The WSSMP 2017 Update has been completed following Approach 2 of the Master Planning process as set out in the Municipal Class EA document (amended in 2007, 2011 and 2015). The EA study process involved revisiting the problem/opportunity (based on updated population projections and sanitary servicing needs, and taking into consideration infrastructure projects and other changes in the study area since 2012), developing and evaluating new servicing alternatives, and recommending a preferred sanitary servicing strategy to meet current and future needs in the study area to 2041.
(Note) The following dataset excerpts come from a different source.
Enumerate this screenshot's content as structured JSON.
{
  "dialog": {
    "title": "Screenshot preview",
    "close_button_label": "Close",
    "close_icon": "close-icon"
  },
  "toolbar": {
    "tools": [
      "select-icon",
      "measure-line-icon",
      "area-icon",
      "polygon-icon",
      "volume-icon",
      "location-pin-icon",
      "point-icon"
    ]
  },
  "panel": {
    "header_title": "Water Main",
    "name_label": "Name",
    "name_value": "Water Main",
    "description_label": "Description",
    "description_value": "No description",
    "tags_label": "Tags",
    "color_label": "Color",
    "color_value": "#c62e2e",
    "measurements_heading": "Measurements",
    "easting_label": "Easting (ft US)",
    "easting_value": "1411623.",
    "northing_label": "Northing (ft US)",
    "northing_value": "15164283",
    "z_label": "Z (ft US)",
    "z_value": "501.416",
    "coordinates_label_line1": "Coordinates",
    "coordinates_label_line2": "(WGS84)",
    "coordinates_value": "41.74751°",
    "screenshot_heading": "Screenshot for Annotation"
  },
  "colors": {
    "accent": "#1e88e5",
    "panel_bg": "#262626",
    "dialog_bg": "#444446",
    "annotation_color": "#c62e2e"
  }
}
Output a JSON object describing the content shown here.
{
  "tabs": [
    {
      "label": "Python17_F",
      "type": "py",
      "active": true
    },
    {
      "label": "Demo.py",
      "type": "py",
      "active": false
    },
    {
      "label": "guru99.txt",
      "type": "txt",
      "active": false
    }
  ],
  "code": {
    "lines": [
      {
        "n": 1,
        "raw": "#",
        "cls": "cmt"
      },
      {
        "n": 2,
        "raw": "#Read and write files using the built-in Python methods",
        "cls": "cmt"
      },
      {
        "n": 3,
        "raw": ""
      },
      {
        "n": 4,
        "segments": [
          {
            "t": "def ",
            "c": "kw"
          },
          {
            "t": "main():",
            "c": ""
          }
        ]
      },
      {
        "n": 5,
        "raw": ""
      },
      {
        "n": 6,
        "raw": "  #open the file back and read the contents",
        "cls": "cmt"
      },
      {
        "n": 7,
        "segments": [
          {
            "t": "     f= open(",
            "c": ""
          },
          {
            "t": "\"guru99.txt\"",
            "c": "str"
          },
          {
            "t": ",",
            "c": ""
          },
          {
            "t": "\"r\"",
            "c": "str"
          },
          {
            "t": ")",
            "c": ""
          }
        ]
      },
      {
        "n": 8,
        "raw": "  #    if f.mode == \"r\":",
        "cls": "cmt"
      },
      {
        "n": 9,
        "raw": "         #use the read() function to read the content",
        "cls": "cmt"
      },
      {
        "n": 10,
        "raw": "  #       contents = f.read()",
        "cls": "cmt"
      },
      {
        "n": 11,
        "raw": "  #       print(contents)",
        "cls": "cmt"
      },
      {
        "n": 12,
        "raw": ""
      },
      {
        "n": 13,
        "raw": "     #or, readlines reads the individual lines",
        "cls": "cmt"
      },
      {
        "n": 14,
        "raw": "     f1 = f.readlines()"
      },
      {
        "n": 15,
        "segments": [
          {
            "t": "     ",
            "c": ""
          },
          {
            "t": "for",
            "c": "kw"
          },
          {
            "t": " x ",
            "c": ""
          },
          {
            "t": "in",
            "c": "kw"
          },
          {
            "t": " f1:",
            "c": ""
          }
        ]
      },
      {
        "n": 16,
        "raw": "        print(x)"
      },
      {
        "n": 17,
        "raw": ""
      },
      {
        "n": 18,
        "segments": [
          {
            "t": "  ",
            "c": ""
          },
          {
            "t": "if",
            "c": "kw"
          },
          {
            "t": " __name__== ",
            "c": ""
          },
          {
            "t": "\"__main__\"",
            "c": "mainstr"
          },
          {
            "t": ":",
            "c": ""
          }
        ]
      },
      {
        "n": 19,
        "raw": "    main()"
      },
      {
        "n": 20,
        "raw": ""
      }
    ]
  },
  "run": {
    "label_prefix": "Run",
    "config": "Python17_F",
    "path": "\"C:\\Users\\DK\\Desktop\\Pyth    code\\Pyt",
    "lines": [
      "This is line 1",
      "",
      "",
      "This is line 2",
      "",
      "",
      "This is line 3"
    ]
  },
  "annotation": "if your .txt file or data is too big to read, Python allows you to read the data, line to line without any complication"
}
The preferred servicing strategy of the WSSMP 2017 Update includes the following projects:
Central Waterfront Area (Schedule A+ Projects):
- Equipment upgrades to the Scott Street Sewage Pumping Station to increase its capacity, and a new bypass sewer on Scott Street between The Esplanade and Front Street;
- Upgrade of a sanitary sewer along Yonge Street between Harbour Street and The Esplanade; and,
- Upgrade of a sanitary sewer along Lower Jarvis Street under the Gardiner Expressway.
Portlands, Lower Don Lands, and East Harbour Areas:
- New collector sewers along Commissioners Street, Leslie Street, Unwin Avenue, and Broadview Avenue (Schedule A+); and,
- A new sewage pumping station at 545 Commissioners Street with new forcemains along Commissioners Street and Carlaw Avenue (Schedule B).
Opportunities for Review
The WSSMP 2017 Update Report has been placed on public record for a 30-day public review period starting February 15, 2018 and ended on March 17, 2018.
The WSSMP 2017 Update Report was available for review at: Toronto City Hall Library – 100 Queen Street West (at Bay Street), 416-393-7650
To request a PDF copy of Study Update Report, please email: Mae.Lee@toronto.ca
The City of Toronto’s waterfront has experienced strong development growth in recent years. Growth in the waterfront is expected to intensify in both the short- and long-term. A comprehensive Sanitary Servicing Master Plan is required to ensure that the necessary sanitary sewer infrastructure is in place to effectively service this growth.
The City is undertaking a Municipal Class Environmental Assessment to develop this Master Plan. The study area for this study is shown below and is bounded by Bathurst Street, Front Street/Eastern Avenue, Coxwell Avenue and Lake Ontario. This study area encompasses several large development parcels including East Bayfront, West Don Lands, Lower Don Lands, and the Portlands. Many other smaller developments are also proposed such as individual commercial complexes, office towers, and condominiums.
The study area is serviced by three very large sanitary sewers, known as “interceptors.” Wastewater collected by these three interceptors flows to the Ashbridges Bay Treatment Plant where it is treated and released into Lake Ontario. There are also three pumping stations in the study area, which aid in the flow of wastewater to the treatment plant.
The Master Plan will ensure that wastewater from existing and future development in this area will be properly conveyed to the treatment plant.
What is a Class Environmental Assessment?
Ontario’s Environmental Assessment (EA) program promotes good environmental planning by determining and managing the potential effects of a project prior to implementation.
The EA program ensures that public concerns are heard. EA balances economic, social, cultural and natural environmental needs so that projects benefit Ontario.
This study is being carried out according to the Municipal Class Environmental Assessment process. This is an approved approach to satisfying requirements of the Environmental Assessment Act specifically tailored to municipal infrastructure. The process includes identifying the problem or opportunity to be addressed, developing and evaluating a range of alternative solutions, providing opportunities for public input and identifying a preferred solution.